For now, just keep holding XLE for the eventual return of bulls to the energy sector.


Grain Commodities

The Spring planting season is upon us!

With ground starting to thaw across the central US corn belt, farmers are getting their equipment ready for the planting rush.  Meanwhile investors are focusing their attention on the weekly crop progress reports, which start hitting the newswires in April.

But that’s not all…

The USDA’s monthly World Agriculture Supply/Demand Estimates (WASDE) report will start getting more attention from investors as well.  The next report is scheduled for April 9th.

With all this in mind, our position in the Teucrium Commodity Trust Corn Fund (CORN) is holding up nicely.  In fact, the corn ETF rallied to $25.61 in recent trading.  That’s still well above our buy price of $23.70.

Let’s keep holding CORN for the potential of higher prices this summer!


Industrial Metals 

So much for our idea of picking up copper on the cheap in coming months!  The red metal jumped from $2.60 to $2.90 a pound in recent trading- a quick 11% jump.

What’s going on?

The sudden rally comes as a bit of a surprise since Chinese economic data is still coming in decidedly weak.

But as you may remember, I laid out a longer-term bullish thesis for copper in last month’s update.  It looks as though investors are already starting to factor in looming supply issues later this year!


Precious Metals

After a very disappointing performance in February and early March, buyers rushed back into precious metals in recent trading.  Gold has rallied from $1,150 to $1,188 an ounce the past few days while silver has jumped from $15.50 to $17.

Why the sudden uptick in bullish interest?

The US Federal Reserve surprised investors last Wednesday when they announced upcoming interest rate hikes would be very conservative.  In other words, while the Fed is ready to move interest rates up from 0%, any increases will be slow and dependent upon incoming economic data.
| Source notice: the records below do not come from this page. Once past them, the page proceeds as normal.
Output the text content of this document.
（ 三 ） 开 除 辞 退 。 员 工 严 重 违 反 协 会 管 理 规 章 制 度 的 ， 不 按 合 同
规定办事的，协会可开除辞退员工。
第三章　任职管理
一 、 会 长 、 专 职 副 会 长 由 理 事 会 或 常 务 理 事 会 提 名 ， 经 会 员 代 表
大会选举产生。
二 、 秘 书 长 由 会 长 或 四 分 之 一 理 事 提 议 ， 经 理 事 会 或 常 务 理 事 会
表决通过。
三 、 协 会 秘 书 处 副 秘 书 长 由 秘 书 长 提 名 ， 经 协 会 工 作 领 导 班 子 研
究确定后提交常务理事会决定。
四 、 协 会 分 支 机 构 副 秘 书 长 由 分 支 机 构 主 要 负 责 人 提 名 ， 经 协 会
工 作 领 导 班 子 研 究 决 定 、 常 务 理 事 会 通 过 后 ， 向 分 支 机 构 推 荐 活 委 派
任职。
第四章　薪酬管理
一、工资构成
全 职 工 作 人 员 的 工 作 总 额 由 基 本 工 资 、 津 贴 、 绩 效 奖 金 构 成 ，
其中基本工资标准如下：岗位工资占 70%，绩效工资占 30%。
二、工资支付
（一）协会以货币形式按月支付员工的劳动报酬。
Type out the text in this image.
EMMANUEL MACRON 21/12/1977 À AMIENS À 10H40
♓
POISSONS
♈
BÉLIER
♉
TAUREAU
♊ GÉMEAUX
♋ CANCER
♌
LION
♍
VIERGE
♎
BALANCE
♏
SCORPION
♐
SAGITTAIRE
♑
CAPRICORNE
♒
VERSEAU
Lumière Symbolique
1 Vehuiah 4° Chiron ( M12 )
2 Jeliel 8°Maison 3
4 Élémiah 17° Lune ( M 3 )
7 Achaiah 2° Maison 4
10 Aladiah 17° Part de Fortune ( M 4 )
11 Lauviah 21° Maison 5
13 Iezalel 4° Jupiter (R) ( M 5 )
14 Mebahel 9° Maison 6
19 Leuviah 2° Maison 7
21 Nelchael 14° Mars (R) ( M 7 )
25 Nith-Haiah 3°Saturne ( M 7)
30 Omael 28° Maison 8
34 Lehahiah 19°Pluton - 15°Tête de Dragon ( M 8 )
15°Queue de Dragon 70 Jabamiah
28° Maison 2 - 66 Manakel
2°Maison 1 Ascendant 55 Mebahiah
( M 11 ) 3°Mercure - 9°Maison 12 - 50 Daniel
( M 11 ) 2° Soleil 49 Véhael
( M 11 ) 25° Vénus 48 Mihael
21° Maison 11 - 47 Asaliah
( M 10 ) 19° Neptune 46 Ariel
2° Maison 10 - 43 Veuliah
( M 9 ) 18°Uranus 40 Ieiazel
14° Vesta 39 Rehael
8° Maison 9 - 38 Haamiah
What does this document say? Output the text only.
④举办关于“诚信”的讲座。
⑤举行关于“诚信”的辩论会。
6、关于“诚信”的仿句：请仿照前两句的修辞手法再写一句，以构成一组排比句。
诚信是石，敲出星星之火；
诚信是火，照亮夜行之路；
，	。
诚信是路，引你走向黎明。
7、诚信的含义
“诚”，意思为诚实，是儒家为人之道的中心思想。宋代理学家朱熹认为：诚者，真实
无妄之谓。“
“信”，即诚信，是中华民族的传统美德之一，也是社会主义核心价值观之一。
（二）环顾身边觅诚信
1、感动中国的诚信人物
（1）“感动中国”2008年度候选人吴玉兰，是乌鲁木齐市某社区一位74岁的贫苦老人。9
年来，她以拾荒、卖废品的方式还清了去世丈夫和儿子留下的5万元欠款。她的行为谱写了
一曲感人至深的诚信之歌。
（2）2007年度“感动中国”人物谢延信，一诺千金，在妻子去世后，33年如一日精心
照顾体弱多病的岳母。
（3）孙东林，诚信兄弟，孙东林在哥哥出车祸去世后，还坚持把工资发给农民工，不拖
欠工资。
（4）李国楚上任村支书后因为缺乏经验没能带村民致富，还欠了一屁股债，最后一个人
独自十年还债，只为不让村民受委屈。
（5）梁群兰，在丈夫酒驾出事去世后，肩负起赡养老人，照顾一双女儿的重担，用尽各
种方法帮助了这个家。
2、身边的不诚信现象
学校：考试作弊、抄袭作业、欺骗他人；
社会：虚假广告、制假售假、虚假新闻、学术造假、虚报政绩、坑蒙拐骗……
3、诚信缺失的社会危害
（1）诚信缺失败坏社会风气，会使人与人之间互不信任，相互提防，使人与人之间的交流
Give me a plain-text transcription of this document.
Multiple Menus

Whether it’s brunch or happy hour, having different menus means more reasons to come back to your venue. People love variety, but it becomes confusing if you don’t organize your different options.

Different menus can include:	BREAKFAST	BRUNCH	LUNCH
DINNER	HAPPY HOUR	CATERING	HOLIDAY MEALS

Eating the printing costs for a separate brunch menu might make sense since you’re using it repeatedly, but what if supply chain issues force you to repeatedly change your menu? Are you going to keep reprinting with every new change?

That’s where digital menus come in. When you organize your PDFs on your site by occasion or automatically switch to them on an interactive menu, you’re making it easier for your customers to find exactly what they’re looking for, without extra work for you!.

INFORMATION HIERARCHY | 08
No doubt about it, the Fed’s tone was undeniably dovish last week.

It will be interesting to see if the current rally in precious metals has legs.

What’s the story with our Market Vectors Gold Miners (GDX)?

Unfortunately GDX took a nasty downturn in early March.  The gold miner ETF sank to $18 a share before bulls returned to push it back up to the $19 area.

Now as you may remember, we moved our stop loss order on GDX up to $19.90 in the January 2015 monthly update.  As a result, this trade is now closed due the fact the gold miner ETF fell below this important level in recent trading.

Yes, it’s disappointing.  We had solid gains in GDX at one point.  But you have to remember that risk control is the most important aspect of trading.  It’s always better to take a small loss like we did in GDX than a large loss that depletes the capital in your account.



One thing’s for certain, it has been one heck of a roller coaster ride in soft commodities the past few months.

Take cocoa for example.  The commodity plunged from $3,000 a ton down to $2,700 in January.  But in February, cocoa bulls returned, pushing the asset right back up to $3,000.

But bears weren’t to be outdone.  Come March, cocoa once again dropped precipitously to $2,700!

You can find similar, wild price action across the softs landscape in coffee, orange juice, cotton, and sugar.

I’m on the lookout for opportunity in softs but just haven’t seen what we’re looking for yet.  When I do, you’ll be the first to know!



The early year weakness in live and feeder cattle has dissipated.  In fact, both cattle contracts are rising back towards the all-time highs set in late 2014.

While it’s unlikely we see cattle prices break to new all-time highs this year, there’s a very real possibility these markets stay strong through the summer months.  Of course, that’s when meat demand is the strongest due to the outdoor grilling season.